En plena pandemia, uno de los fundadores de lo que sería luego Halcones, fue a visitar a un joven que estaba privado de libertad en el hogar Sarandí de la Colonia Berro. Esa visita lo golpeó y le surgieron ganas de hacer algo los fines de semana.

Pero los sábados y domingos son días de visita en la Colonia Berro. Y estas instancias son casi sagradadas en un centro de privación de libertad.

Intercambiando opciones con la directora del hogar Sarandí, surgió la idea de ir a visitar a jóvenes que, por distintas circunstancias, no recibieran visitas.

Luego de obtener la autorización correspondiente, en julio del 2021, fue la primera visita en la que participaron tres voluntarios y bajaron dos jóvenes del hogar Sarandí.

Hernán, otro de los voluntarios, comentó a Montevideo Portal que en ese entonces no sabían cuál iba a ser el futuro de esta iniciativa social. Lo que sí nunca se puso en duda, y es el gran motor, son las ganas de ayudar que el grupo humano lleva consigo.

En la medida que pasó el tiempo, más voluntarios se sumaron al grupo. Hoy son aproximadamente 25 voluntarios. “Todos con el mismo espíritu (...) intentar acompañar a estos chiquilines que hicieron cosas que no están bien, pero son chiquilines que van a salir a la calle muy jóvenes”, explicó Hernán.

Y agregó: “Nos tenemos que preguntar qué vamos a hacer con ellos, si les vamos a dar la espalda o colaborar en la reinserción”.

De esta forma, Halcones busca acompañar a los jóvenes infractores. Mediante la charla, mates y bizcochos los voluntarios han podido descubrir historias desgarradoras. Estas mismas explican, en parte, por qué la vida los ha llevado a estar privados de libertad.

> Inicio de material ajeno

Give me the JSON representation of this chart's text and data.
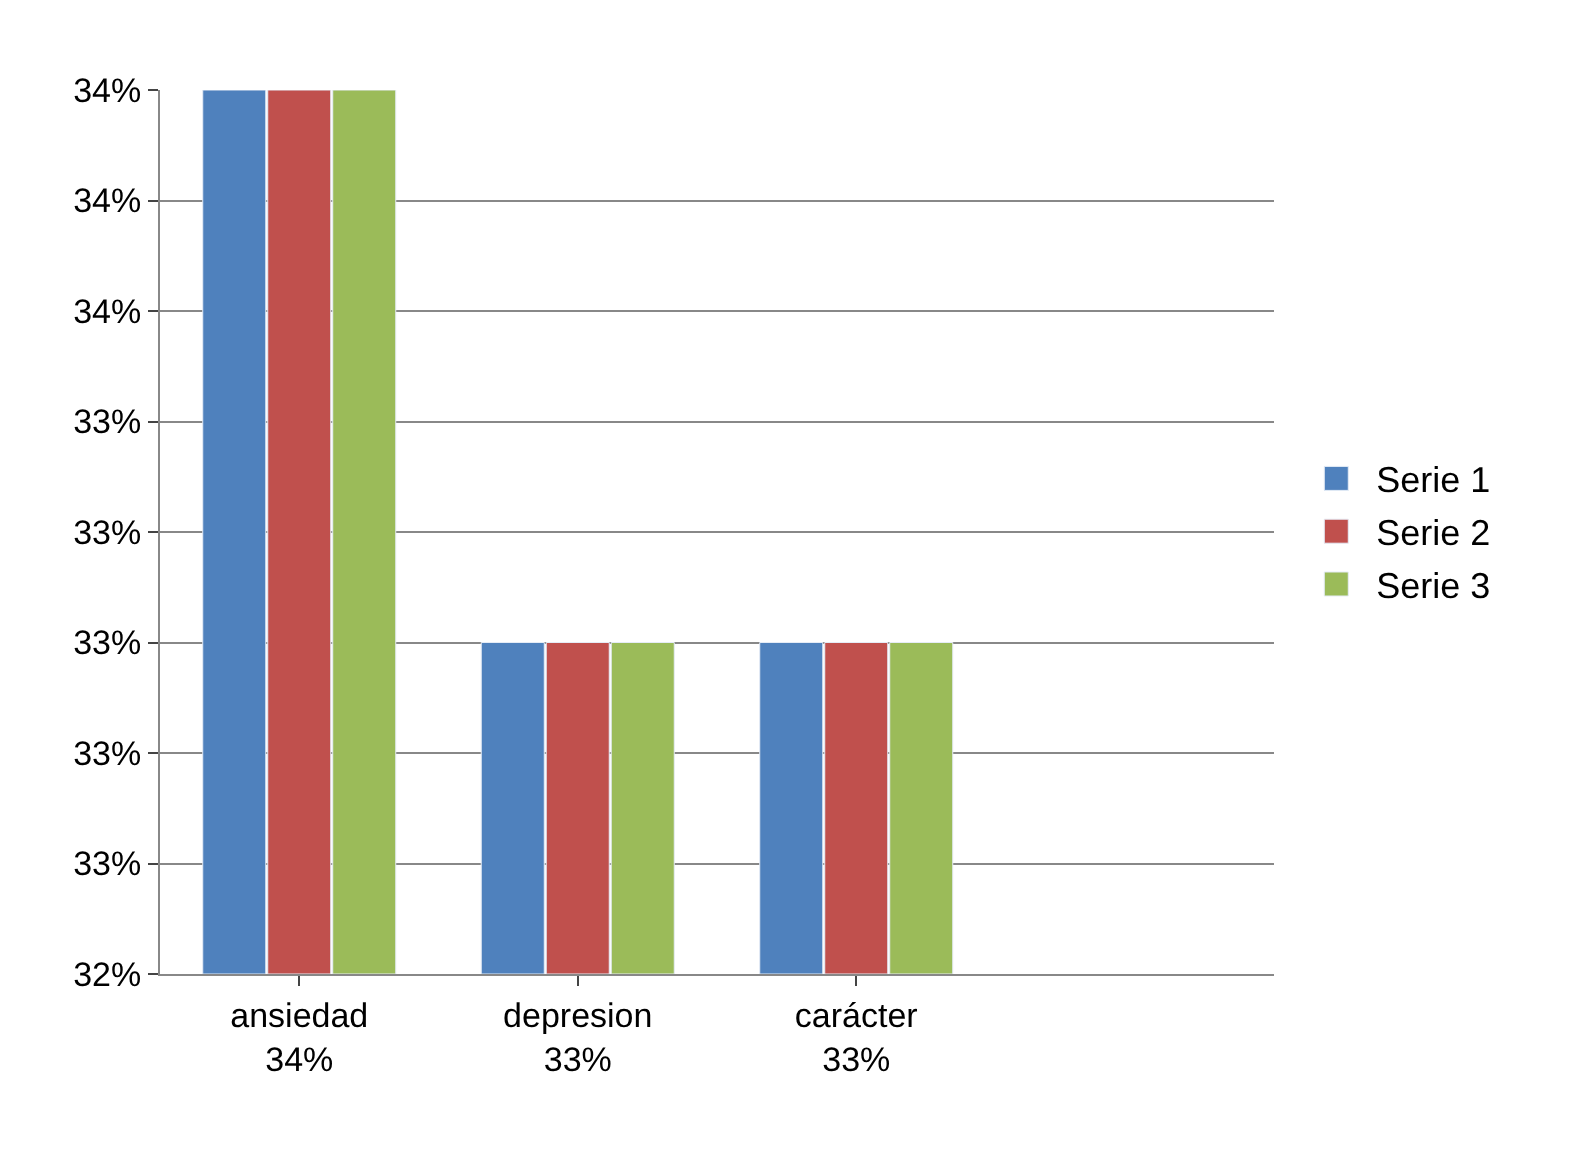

Este año, Halcones sumó el rugby como una de las actividades. Los martes de mañana, integrantes del grupo van a practicar junto a los jóvenes. Esta iniciativa se basa en el modelo del grupo Espartanos, que nació en Argentina y es considerado un caso de éxito. Es un modelo basado en cuatro pilares: rugby, espiritualidad, capacitación y reinserción laboral.

Más allá de lo lúdico de la actividad, Hernán explicó que para los jóvenes infractores implica aceptar las reglas y saber convivir desde las diferencias. “Son un montón de valores que complementan lo que hacemos con ellos los sábados”, agregó.

En cuanto a la recepción que tuvo la iniciativa, Hernán comentó que Halcones tuvo una muy buena bienvenida en los centros de la Colonia Berro. “Nos ven como un instrumento de valor para su cambio”, explicó.

Esto implica que los menores esperen a los voluntarios y encuentren en ellos personas de confianza. Hernán contó que uno de los jóvenes, que salió en libertad el año pasado, les dejó una carta en donde les agradece por ir sábado tras sábado sin importar qué pase.

Además, la iniciativa tuvo muy buena receptividad entre las autoridades y funcionarios del Instituto Nacional de Inclusión Adolescente (Inisa). La idea es hacer un trabajo conjunto y en equipo.

Las aspiraciones

Halcones ha logrado grandes mojones desde que iniciaron la actividad de voluntariado el año pasado. Sin embargo, en el corto plazo buscan consolidar un equipo de rugby, a la vez que van avanzando con empresas que puedan apoyar con oportunidades laborales.

En este marco, están buscando que más personas se sumen y puedan colaborar económicamente para hacer camisetas de rugby con una insignia propia. Hernán explicó que esto no solo es un avance a nivel de grupo, sino que a los privados de libertad les dará la posibilidad de tener sentido de pertenencia.

Además, mirando un poco más hacia el horizonte, puede ser la forma en que lleguen a jugar partidos de rugby con otros centros carcelarios o frente los Espartanos, en alguna visita que hagan a Uruguay.